The New copy of this book will include any supplemental materials advertised. Please check the title of the book to determine if it should include any access cards, study guides, lab manuals, CDs, etc.

The Used, Rental and eBook copies of this book are not guaranteed to include any supplemental materials. Typically, only the book itself is included. This is true even if the title states it includes any access cards, study guides, lab manuals, CDs, etc.

Excerpts

Chapter One


Why you need to ask

IF YOU'RE A WOMAN, you probably have a voice inside your head that whispers:

"Are you sure you're as good as you think you are?"

Or maybe it says:

"Why can't you be happy with what you've got? Don't you have enough already?"

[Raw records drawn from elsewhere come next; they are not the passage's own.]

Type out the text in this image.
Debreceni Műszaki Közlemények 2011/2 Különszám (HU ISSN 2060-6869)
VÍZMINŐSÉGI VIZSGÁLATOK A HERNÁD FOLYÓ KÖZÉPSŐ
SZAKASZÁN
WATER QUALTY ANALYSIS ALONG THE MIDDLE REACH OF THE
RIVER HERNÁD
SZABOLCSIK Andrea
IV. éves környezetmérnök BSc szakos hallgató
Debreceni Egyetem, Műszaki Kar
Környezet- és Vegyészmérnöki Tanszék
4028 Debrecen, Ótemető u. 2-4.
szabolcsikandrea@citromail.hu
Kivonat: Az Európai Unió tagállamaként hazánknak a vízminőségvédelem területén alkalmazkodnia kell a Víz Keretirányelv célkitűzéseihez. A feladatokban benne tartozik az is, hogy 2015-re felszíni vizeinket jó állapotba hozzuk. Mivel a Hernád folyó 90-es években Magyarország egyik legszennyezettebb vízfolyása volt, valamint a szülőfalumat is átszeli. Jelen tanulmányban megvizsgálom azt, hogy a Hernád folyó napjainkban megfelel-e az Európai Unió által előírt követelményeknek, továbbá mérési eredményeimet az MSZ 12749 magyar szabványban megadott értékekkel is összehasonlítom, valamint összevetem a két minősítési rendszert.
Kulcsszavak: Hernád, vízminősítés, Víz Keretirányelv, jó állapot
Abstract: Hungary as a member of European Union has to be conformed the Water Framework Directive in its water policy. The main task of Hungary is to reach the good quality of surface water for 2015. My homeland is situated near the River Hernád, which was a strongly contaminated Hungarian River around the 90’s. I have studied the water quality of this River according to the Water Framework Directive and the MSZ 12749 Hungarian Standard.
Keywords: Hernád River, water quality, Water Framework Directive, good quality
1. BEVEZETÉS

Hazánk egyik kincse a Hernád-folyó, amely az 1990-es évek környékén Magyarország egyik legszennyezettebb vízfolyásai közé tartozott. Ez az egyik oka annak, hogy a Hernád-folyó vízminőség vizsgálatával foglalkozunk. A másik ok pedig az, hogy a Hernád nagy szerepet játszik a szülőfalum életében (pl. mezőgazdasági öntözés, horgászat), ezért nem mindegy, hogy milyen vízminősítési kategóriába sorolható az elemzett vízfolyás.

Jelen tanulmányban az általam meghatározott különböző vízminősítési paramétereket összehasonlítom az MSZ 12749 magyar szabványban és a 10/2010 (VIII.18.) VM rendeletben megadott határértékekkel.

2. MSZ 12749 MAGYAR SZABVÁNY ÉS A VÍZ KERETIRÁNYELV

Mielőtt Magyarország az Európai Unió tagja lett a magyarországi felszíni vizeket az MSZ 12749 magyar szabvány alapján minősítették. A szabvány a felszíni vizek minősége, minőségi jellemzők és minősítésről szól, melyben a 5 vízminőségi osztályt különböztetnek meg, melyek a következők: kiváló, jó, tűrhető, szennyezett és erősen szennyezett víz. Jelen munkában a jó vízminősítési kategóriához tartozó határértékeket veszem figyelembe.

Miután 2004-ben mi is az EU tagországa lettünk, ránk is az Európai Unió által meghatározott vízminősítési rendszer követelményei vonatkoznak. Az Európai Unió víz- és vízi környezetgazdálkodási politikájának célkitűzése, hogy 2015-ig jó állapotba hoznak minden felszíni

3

Or perhaps, even though you're very successful, you hear that voice warning:

"Watch out. Don't get pushy. . . ."

This voice probably talks the loudest when you're thinking about asking for something you want—a raise, a better title, more power or responsibility, or even more help around the house. And the odds are, you listen to this voice. You may think it's the voice of experience, or maybe your common sense preventing you from doing something rash. Or perhaps you think you should be grateful for what you've got—you should feel lucky—and not screw things up by reaching for more.

We've written this book to help you talk back to that voice. Because that voice is not the voice of experience and it's not your common sense. It's not even your voice. It's the voice of a society that hasn't progressed nearly as far as we'd like to think, a society that's still trying to tell women how they should and shouldn't behave. It's a voice whose message is conveyed, often unwittingly, by our parents, teachers, colleagues, and friends—and then repeated and amplified by the media and popular culture.

If you have that voice in your head, whoever's voice it is, that voice is holding you back. It's slowing you down, it's damaging your self-esteem, and it's costing you money. By telling you not to ask for the things you want, that voice is cutting you off from dozens—maybe hundreds—of opportunities to improve your life and increase your happiness. It's also preventing you from learning how to negotiate for what you need with skill and confidence. It's preventing you from discovering the ways in which negotiating effectively can be an extraordinary tool for transforming your life.


Women don't ask

We know that this is true—that women don't ask for what they want and need, and suffer severe consequences as a result—because we've spent years studying the phenomenon. In the mid-1990s, Linda was serving as the director of the Ph.D. program at the Heinz School, the graduate school of public policy and management at Carnegie Mellon University, where she teaches. One day a group of female graduate students came to her office. "Why are most of the male students in the program teaching their own courses this fall," the women asked, "while all the female graduate students have been assigned to act as teaching assistants to regular faculty?" Not knowing the answer, Linda took the students' question to the associate dean in charge of making teaching assignments, who happened to be her husband. His reply was straightforward. "I'll try to find teaching opportunities for any student who approaches me with a good idea for a course, the ability to teach, and a reasonable offer about what it will cost," he said. "More men ask. The women just don't ask."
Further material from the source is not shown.